Ce musicien eut le privilège d’être l’élève de Wilhelm Friedemann Bach, puis de son frère Carl Philipp Emanuel, et s’étant trouvé un protecteur en la personne du prince Leopold iii d’Annhalt-Dessau, passa l’essentiel de son existence en Allemagne au service de celui-ci. La postérité lui a réservé un autre privilège, celui de voir son œuvre (essentiellement des sonates pour clavier) défendue et publiée par un éminent musicien qui, pendant la seconde moitié du xixe siècle, s’illustra surtout en dirigeant la publication des œuvres complètes de Bach, et qui n’était autre que son petit-fils Wilhelm.

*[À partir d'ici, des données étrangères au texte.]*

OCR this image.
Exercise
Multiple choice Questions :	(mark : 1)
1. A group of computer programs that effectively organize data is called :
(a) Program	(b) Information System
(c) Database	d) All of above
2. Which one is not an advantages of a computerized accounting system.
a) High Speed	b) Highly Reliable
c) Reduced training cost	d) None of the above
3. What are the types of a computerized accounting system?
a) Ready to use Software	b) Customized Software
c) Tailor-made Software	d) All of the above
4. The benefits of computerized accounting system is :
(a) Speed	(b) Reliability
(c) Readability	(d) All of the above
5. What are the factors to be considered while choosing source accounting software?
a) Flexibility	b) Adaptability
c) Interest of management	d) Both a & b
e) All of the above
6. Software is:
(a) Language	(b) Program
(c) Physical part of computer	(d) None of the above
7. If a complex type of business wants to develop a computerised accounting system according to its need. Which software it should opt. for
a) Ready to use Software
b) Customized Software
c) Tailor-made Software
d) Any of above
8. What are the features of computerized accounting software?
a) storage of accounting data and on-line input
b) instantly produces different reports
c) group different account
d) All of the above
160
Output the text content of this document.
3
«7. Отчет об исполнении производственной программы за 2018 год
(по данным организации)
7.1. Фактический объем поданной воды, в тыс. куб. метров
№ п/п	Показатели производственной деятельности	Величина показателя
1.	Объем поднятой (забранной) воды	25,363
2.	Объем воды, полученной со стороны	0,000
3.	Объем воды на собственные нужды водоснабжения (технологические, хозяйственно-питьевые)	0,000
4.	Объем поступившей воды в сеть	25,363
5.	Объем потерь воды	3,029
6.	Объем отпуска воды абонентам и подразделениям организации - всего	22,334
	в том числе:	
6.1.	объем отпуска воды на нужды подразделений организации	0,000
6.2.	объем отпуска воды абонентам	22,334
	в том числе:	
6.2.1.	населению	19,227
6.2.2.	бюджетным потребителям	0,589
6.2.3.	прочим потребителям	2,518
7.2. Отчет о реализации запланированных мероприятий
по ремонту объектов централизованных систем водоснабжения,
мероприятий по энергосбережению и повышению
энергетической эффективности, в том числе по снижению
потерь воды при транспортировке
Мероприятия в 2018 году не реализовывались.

Dès lors, « on acclama en Rust, au tournant du xxe siècle, un pionnier extraordinaire, anticipant sur Beethoven et Schumann, et on le joua beaucoup… », jusqu’au jour où, ayant mis la main sur les originaux de ces œuvres, on s’aperçut de la supercherie : «… le petit-fils, tout en conservant mélodies et souvent harmonies, avait romantisé la texture, ajouté des mouvements en style romantique, des titres à programmes (Sonata italiana, Sonata erotica), et interpolé des thèmes pour créer des relations motiviques entre les mouvements. Il avait même concocté des commentaires biographiques de son cru, pour accompagner certaines de ses propres inventions. »1
Il fallut donc en rabattre sur le génie prophétique du compositeur. Pour autant, les douze sonates qu’on connaît de lui, qui s’échelonnent sur une trentaine d’années, traduisent un cheminement artistique assez passionnant. « Les premières évoquent parfois Domenico Scarlatti, plus souvent Carl Philipp Emanuel Bach. Les dernières évoluent — comme les ultimes de Haydn et certaines de Clementi, d’ailleurs — dans un univers carrément beethovénien. Il y a en elles une puissance et une vitalité fougueuse, une sensibilité orageuse et passionnée. »2
Preuve que ce Rust avait quelque chose d’un pionnier, il y a dans le lot une certaine sonate en sol majeur « à l’imitation des timbales, du psaltérion et du luth », une vraie curiosité instrumentale qui « nous montre en Rust un bricoleur de timbres et de sonorités, friand d’effets insolites. Un long mode d’emploi explique au lecteur le moyen de tirer de son clavicorde des sons de timbales, de psaltérion, de luth, par exemple en pinçant directement des doigts les cordes, en y faisant des trémolos, en promenant les doigts de la main droite sur les cordes correspondant à un accord tenu par la gauche, en appuyant un doigt à mi-longueur des cordes pour obtenir des harmoniques, etc. On voit que Cowell ou bien Cage ne sont que les rejetons tardifs et trop glorieux de cet ancêtre injustement obscur… »3
Sonate no 11, en fa♯mineur, I. Allegro non troppo, par Seth Carlin (pianoforte).1. Sacre Guy, La musique de piano. Robert Laffont, Paris 1998, p. 2348-2349.
2. Dupart Jean, dans « Diapason » (436), avril 1997.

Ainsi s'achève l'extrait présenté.